4. The following are the resultant numbers for the period 1997-2004:

a. Initial decisions made
499,000
b. Granted asylum at initial hearing
52,000
c. Granted asylum on appeal
61,000
d. Granted exceptional leave, discretionary leave or humanitarian protection
72,000
e. Asylum claim rejected (i.e. a-b-c-d)
314,000
f. Removed 75,000 g. Failed but not removed (e-f)
239,000

All numbers have been rounded to the nearest thousand and all exclude dependants. All data is from the Home Office Asylum Statistics annual volumes for 1997-2003 and quarterly volumes
for 2004.

5. A small number of asylum claims will also have been allowed at further appeals to the Tribunal or at judicial review. Data for these is incomplete but the numbers are small - in 2001 for instance there were 475 further appeals accepted at the tribunal and 260 at judicial review. Allowing 1,000 acceptances a year over the 8 year period would reduce the number of failed asylum seekers remaining in the UK down to 231,000.

6. Dependants have only recently been separately counted in Home Office data. They will have added somewhere between 20% and 30% to the claimant count. The total of asylum seekers and their dependants remaining in the UK whose claims have failed will therefore be in the order of 287,000 to 300,000.

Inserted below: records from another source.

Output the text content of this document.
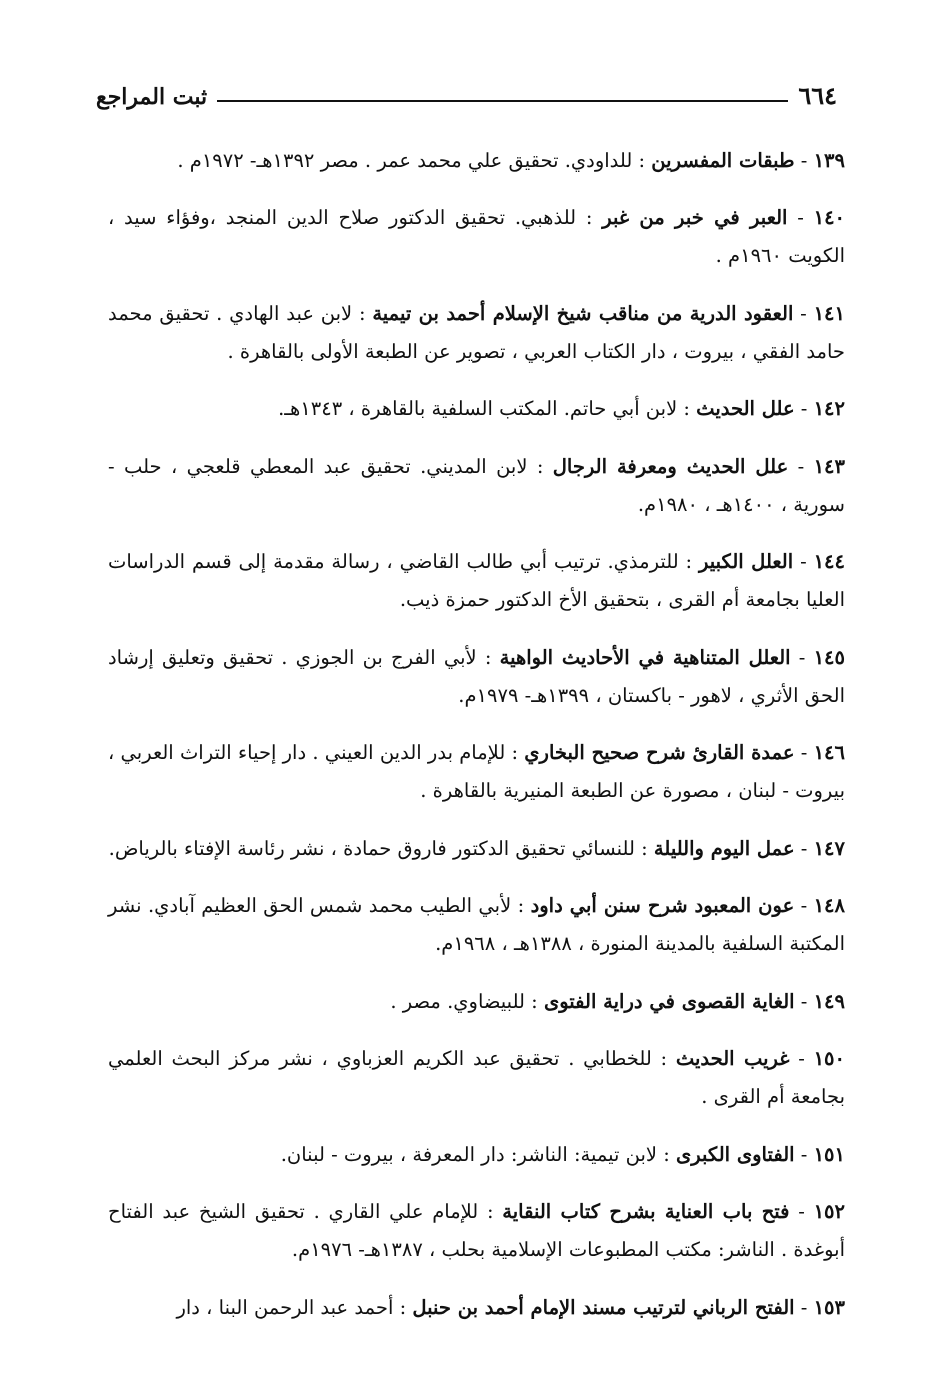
٦٦٤
ثبت المراجع

١٣٩ - طبقات المفسرين : للداودي. تحقيق علي محمد عمر . مصر ١٣٩٢هـ- ١٩٧٢م .

١٤٠ - العبر في خبر من غبر : للذهبي. تحقيق الدكتور صلاح الدين المنجد ،وفؤاء سيد ، الكويت ١٩٦٠م .

١٤١ - العقود الدرية من مناقب شيخ الإسلام أحمد بن تيمية : لابن عبد الهادي . تحقيق محمد حامد الفقي ، بيروت ، دار الكتاب العربي ، تصوير عن الطبعة الأولى بالقاهرة .

١٤٢ - علل الحديث : لابن أبي حاتم. المكتب السلفية بالقاهرة ، ١٣٤٣هـ.

١٤٣ - علل الحديث ومعرفة الرجال : لابن المديني. تحقيق عبد المعطي قلعجي ، حلب - سورية ، ١٤٠٠هـ ، ١٩٨٠م.

١٤٤ - العلل الكبير : للترمذي. ترتيب أبي طالب القاضي ، رسالة مقدمة إلى قسم الدراسات العليا بجامعة أم القرى ، بتحقيق الأخ الدكتور حمزة ذيب.

١٤٥ - العلل المتناهية في الأحاديث الواهية : لأبي الفرج بن الجوزي . تحقيق وتعليق إرشاد الحق الأثري ، لاهور - باكستان ، ١٣٩٩هـ- ١٩٧٩م.

١٤٦ - عمدة القارئ شرح صحيح البخاري : للإمام بدر الدين العيني . دار إحياء التراث العربي ، بيروت - لبنان ، مصورة عن الطبعة المنيرية بالقاهرة .

١٤٧ - عمل اليوم والليلة : للنسائي تحقيق الدكتور فاروق حمادة ، نشر رئاسة الإفتاء بالرياض.

١٤٨ - عون المعبود شرح سنن أبي داود : لأبي الطيب محمد شمس الحق العظيم آبادي. نشر المكتبة السلفية بالمدينة المنورة ، ١٣٨٨هـ ، ١٩٦٨م.

١٤٩ - الغاية القصوى في دراية الفتوى : للبيضاوي. مصر .

١٥٠ - غريب الحديث : للخطابي . تحقيق عبد الكريم العزباوي ، نشر مركز البحث العلمي بجامعة أم القرى .

١٥١ - الفتاوى الكبرى : لابن تيمية: الناشر: دار المعرفة ، بيروت - لبنان.

١٥٢ - فتح باب العناية بشرح كتاب النقاية : للإمام علي القاري . تحقيق الشيخ عبد الفتاح أبوغدة . الناشر: مكتب المطبوعات الإسلامية بحلب ، ١٣٨٧هـ- ١٩٧٦م.

١٥٣ - الفتح الرباني لترتيب مسند الإمام أحمد بن حنبل : أحمد عبد الرحمن البنا ، دار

7. The Home Office claim that some asylum seekers leave the country after their claim has failed without notifying the authorities and without being picked up in the International Passenger Survey. This is possible but counter-intuitive. When compiling Internal Migration Statistics they assume that 10% of failed claimants leave the country quietly in this manner. Even allowing for this would only reduce the number of failed claimants remaining in the UK from 231,000 excluding dependants by 31,000 (i.e. 10% of 314,000 - see paragraph 4) to 200,000. Adding dependants on to this would give between 240,000 and 260,000 failed asylum seekers and their dependants remaining in the UK.

8. These figures take no account of those whose asylum claims failed prior to 1997 who remain in the UK.

9. Our conclusion therefore is that 250,000 is, if anything, an underestimate of the number of failed asylum seekers remaining in the UK. Furthermore, over the period, only about one in four (24%) of failed cases have been removed.

10. The status of some of those whose claims have failed has since been regularised through the amnesty announced by the former Home Secretary, David Blunkett, on 24 Oct 2003. This granted Indefinite Leave to Remain (ILR - effectively settlement) to all applicants who applied for asylum before 2 October 2000 and had at least one dependant child born before that date and still under 18. The government have declined to say how many people have so far qualified for this amnesty (House of Lords answer 4713 of 11 Nov 2004). Their press briefing at the time mentioned 50,000.